Dès lors que la responsabilité du prestataire de services de paiement est recherchée sur le fondement d’une opération de paiement non autorisée, seul est applicable le régime spécial de responsabilité prévu aux articles L. 133-18 à L. 133-20 du Code Monétaire et Financier, à l’exclusion de tout régime alternatif de responsabilité résultant du droit national.

Dans le cadre de ce régime, la Banque doit démontrer de manière cumulative que l’opération en question a été authentifiée, dûment enregistrée et comptabilisée, qu’elle n’a pas été affectée par une déficience technique mais également qu’il y eu négligence grave de la part du payeur.

A défaut, la banque doit rembourser au payeur le montant total des opérations frauduleuses et non autorisées.

Néanmoins, une autre condition doit être vérifiée. En effet, qu’entend-on par opération de paiement non autorisées ?

Le régime spécial applicable en matière d’opérations de paiement non autorisées plus favorable au payeur

En matière de fraude au faux conseiller bancaire, il arrive régulièrement que les  » victimes  » procèdent en réalité de manière délibérée aux opérations de paiement sollicitées par les fraudeurs. Cela peut-être le cas, d’un virement vers un nouveau bénéficiaire à la requête du fraudeur.

Dans ce cas, doit-on considérer que nous sommes présence d’une opération de paiement autorisée ?

C’est ce que les banques vont tenter de soulever. En effet, dès lors que nous ne rentrons plus dans le cadre du régime applicable en matière d’opération de paiement non autorisées, c’est le régime de la responsabilité de droit commun qui s’applique, moins favorable au payeur.

De manière générale, c’est alors le manquement de la banque à son devoir de vigilance qui pourra être recherché. Or, la jurisprudence s’est nettement durcie envers les consommateurs et les tribunaux retiennent de moins en moins la responsabilité de la banque pour manquement à son devoir de vigilance.

Il est donc, dans la mesure du possible, plus intéressant de pouvoir bénéficier du régime spécial des articles L 133-18 et suivants du code monétaire et financier (opérations de paiement non autorisées).

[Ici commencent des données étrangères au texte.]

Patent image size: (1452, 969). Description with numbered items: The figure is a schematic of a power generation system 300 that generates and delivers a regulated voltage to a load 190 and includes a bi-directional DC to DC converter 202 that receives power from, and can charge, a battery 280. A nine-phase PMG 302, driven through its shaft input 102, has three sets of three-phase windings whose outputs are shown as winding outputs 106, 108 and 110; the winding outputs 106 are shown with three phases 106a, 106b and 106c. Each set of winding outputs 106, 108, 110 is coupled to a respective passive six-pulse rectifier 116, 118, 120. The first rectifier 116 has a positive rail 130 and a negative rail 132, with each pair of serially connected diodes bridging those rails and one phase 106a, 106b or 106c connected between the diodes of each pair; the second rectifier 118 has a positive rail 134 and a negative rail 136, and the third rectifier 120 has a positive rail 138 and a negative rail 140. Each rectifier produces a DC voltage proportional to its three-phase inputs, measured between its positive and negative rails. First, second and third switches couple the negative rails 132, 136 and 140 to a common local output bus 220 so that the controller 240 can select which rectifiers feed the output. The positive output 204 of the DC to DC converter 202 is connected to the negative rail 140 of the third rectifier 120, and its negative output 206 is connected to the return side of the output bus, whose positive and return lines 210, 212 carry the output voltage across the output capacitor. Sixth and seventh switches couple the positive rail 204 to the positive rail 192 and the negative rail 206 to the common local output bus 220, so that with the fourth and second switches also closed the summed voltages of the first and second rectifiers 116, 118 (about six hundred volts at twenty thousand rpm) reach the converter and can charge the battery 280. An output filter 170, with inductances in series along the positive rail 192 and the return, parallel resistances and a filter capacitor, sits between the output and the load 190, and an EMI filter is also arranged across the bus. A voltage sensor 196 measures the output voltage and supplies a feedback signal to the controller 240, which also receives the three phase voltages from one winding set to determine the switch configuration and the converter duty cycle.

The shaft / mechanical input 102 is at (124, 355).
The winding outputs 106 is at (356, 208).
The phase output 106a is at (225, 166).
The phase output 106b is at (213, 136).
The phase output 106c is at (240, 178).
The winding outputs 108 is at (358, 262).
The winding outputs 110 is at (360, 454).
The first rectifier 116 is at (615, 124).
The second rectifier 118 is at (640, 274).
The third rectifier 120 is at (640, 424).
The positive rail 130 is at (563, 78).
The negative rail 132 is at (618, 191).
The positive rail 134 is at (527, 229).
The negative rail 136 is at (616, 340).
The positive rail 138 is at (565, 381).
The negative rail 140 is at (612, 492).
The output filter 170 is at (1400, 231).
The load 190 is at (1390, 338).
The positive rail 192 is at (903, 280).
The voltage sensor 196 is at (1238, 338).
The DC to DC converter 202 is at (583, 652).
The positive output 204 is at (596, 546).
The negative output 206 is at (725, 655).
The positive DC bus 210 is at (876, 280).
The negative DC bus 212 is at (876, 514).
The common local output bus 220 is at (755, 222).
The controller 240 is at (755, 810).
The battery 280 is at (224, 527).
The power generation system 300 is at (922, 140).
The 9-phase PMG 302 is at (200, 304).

Le consentement aux opérations de paiement frauduleuses

L’article L 133-6-I du code monétaire et financier dispose :

I. – « Une opération de paiement est autorisée si le payeur a donné son consentement à son

exécution »

Par deux arrêts récents, au visa dudit article, la Cour de cassation a ainsi précisé le cadre du consentement du consommateur à une opération de paiement :

 » Il résulte des deux premiers de ces textes qu’une opération de paiement initiée par le payeur, qui donne un ordre de paiement à son prestataire de services de paiement, est réputée autorisée uniquement si le payeur a également consenti au montant de l’opération. En se déterminant ainsi, sans rechercher, ainsi que cela lui était demandé, si l’opération de paiement avait été autorisée par M. [Z], en particulier quant à son montant, et, dans la négative, sans constater que la responsabilité du payeur était engagée en application du I ou du IV de l’article L. 133-19 du code monétaire et financier, le tribunal a privé sa décision de base légale « .

Cour de Cassation, chambre commerciale, 30 novembre 2022, n°21-17614

 » Il résulte des deux premiers de ces textes qu’une opération de paiement initiée par le payeur, qui donne un ordre de paiement à son prestataire de services de paiement, est réputée autorisée

uniquement si le payeur a également consenti à son bénéficiaire « .

Cour de cassation, chambre commerciale,1er juin. 2023, n°21-19289

Aussi, le consentement à une opération de paiement suppose de démontrer deux conditions cumulatives :

  • L’identité du bénéficiaire voulu par le client ;
  • Le montant de l’opération voulu par le client.

En matière de fraude au faux conseiller bancaire, il n’est pas rare de voir une victime se faire tromper en pensant effectuer un virement censé annuler une opération frauduleuse en cours sur son compte alors que la réalité est tout autre, aucune opération frauduleuse n’étant en cours sur son compte bancaire, c’est un virement vers le fraudeur qui est effectué.

Dans cette perspective, il est donc évident que le payeur n’a pas donné son consentement au bénéficiaire, à savoir le fraudeur, pas plus qu’il n’a donné son consentement à l’opération en elle-même et son montant.

Dès lors, nous serons bien en présence d’une opération de paiement non autorisée dont le seul régime applicable sera celui des dispositions des articles L 133-18 et suivant du code monétaire et financier, plus favorable au payeur.